I often feel convicted because I
don’t know what is going on in other churchgoers’ lives. I have never asked.
And I doubt I’m the only one. It is every Christian’s responsibility to look
out for his/her brothers and sisters in their Christian community. That begins
with really getting to know them, which starts by having a real conversation
with them. Churches don’t build relationships as much as relationships build
churches. Your church needs this, and you need it.

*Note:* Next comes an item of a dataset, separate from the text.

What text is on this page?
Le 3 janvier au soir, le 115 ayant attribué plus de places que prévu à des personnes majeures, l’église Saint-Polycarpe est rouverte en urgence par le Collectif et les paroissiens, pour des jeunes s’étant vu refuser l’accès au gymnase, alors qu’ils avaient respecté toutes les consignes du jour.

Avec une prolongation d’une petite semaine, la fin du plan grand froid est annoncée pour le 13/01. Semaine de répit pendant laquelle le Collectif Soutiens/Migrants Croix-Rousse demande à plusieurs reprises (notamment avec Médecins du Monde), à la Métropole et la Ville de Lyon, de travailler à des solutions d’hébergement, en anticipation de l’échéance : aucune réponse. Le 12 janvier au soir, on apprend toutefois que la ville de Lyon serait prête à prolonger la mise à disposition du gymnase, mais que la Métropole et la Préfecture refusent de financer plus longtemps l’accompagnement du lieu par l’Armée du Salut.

Be ready to listen to what is
going on in the lives of others. Be willing to share your own struggles. Be
excited to hear and tell about good things! Be prepared to carry someone else’s
burden. Open yourself up in order to achieve better community for yourself and
those around you.
Let our churches be known for the
relationships that build them. Don’t leave this Sunday without engaging in a
real conversation.
My prayer is that you find these
things at your church. In my opinion, they are extremely important for real
church community. If you don’t find these things, the first thing you should do
is not blame your church. Challenge yourself to create an environment that is
conducive for community. These three things are great places to start.
Let our churches be known for
their community. Let our love for one another be seen (as the Bible says it
will) by the world that is desperately seeking connection.